Mediterranea, tra agosto e settembre nuove tappe alla Maddalena e ad Alghero

Non c’è solo il festival letterario che ha archiviato la sua terza edizione dal 12 al 18 luglio

Una nuova tappa alla Maddalena prima di Ferragosto, la quarta edizione del Forum dell’editoria e l’allestimento di una mostra ad Alghero: il viaggio di “Mediterranea. Scambi. Culture. Passaggi” non finisce e dopo il successo del festival letterario appena concluso è pronto a ripartire per nuove destinazioni da qui a dicembre. La prossima sarà l’arcipelago della Maddalena, dove l’11 agosto per la sezione “Isole di confine” sarà presentato il libro “Essere Mille – Guida allo sbarco in Sicilia per aspiranti garibaldini” di Stefano Cascavilla (Exòrma edizioni). Dal 18 al 26 settembre si torna ad Alghero, alla Torre di Sulis, per la mostra Carte. Isole. Confini, e la stessa città catalana ospiterà il 21 e 22 settembre la quarta edizione dell’importante summit “Tutti i libri del mondo”, il forum sull’editoria del territorio promosso con ADEI-Associazione nazionale degli editori indipendenti.

Mediterranea, col festival letterario che ha archiviato la sua terza edizione dal 12 al 18 luglio, si conferma un luogo privilegiato e prezioso di confronto per raccontare il mare e la sua corposa liquidità, grande anima delle infinite storie delle genti del mare nostrum.

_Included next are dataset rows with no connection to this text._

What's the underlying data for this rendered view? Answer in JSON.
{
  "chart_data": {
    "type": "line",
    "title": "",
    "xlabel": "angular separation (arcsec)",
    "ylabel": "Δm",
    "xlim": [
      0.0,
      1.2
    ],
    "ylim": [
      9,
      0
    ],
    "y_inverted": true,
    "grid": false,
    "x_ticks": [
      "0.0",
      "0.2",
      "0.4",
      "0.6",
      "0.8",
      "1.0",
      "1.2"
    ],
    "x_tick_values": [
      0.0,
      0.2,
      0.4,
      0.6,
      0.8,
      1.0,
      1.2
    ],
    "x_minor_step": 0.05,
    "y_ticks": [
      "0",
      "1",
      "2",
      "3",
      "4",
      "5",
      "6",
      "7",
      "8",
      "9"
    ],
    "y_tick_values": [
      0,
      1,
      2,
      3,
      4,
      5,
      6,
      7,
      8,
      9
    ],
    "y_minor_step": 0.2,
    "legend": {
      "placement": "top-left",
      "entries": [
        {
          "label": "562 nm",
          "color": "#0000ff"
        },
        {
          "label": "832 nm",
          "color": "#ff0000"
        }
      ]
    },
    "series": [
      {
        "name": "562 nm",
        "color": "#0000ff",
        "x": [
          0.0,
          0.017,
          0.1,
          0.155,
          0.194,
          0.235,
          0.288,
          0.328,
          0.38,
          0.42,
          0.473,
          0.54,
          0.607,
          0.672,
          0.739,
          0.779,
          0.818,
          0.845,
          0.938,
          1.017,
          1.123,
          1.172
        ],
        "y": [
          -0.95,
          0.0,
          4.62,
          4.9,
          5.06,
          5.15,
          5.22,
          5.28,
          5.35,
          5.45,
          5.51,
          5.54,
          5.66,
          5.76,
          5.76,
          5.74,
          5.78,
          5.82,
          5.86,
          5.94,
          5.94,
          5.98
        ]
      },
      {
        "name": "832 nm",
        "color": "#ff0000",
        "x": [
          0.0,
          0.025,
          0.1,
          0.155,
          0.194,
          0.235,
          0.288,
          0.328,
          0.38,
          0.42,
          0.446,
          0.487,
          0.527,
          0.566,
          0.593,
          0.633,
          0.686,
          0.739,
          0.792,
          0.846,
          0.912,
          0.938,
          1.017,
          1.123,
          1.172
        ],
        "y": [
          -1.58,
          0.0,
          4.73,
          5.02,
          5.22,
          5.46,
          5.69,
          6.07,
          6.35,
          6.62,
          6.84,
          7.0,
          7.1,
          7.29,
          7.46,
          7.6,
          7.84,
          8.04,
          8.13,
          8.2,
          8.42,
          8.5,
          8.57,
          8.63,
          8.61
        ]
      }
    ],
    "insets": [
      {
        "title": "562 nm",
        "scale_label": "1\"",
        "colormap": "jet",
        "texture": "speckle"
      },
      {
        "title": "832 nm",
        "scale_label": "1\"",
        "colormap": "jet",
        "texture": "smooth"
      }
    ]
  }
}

Durante sette intense giornate, la manifestazione partecipata e apprezzata dal pubblico nonostante il gran caldo ha portato al centro dell’attenzione la multiforme declinazione del tema, grazie alla presenza di esperti e autori di fama, da Carlo Vecce con il suo best seller “Il sorriso di Caterina a Egidio Ivetic”, che con il suo “Grande racconto del Mediterraneo” ha saputo restituire una visione dinamica della vasta koiné culturale del “mare di mezzo”, a Roberta Morosini, che ha proposto una rilettura non scontata della napoletanità di Domenico Rea e Giovanni Boccaccio, attraverso una geografia letteraria e totalizzante del suo mare e del suo cielo. Al festival si è affiancata quest’anno la tre giorni della Summer school “Leggere il Mediterraneo”, in collaborazione con l’Università di Napoli “L’Orientale”, che ha consentito agli iscritti di confrontarsi non soltanto con una diversa realtà storica e geografica, ma anche con i tanti autori e docenti invitati. Per una settimana Alghero è stata teatro di approfondimenti legati alla poetica del Mediterraneo e a dibattiti su sostenibilità ambientale e dialogo interculturale. È emersa la visione di comunità legate, più che divise, all’interno di una dimensione di scambi e condivisioni, di isole mobili che si pongono in costante relazione con l’altrove e “il mare intorno”, parafrasando il titolo dell’opera di Giulio Angioni che è stata al centro del reading con Flavio Soriga, Raffaele Sari, Salvatore Maiore e Marcello Peghin, principale focus della prossima edizione del festival.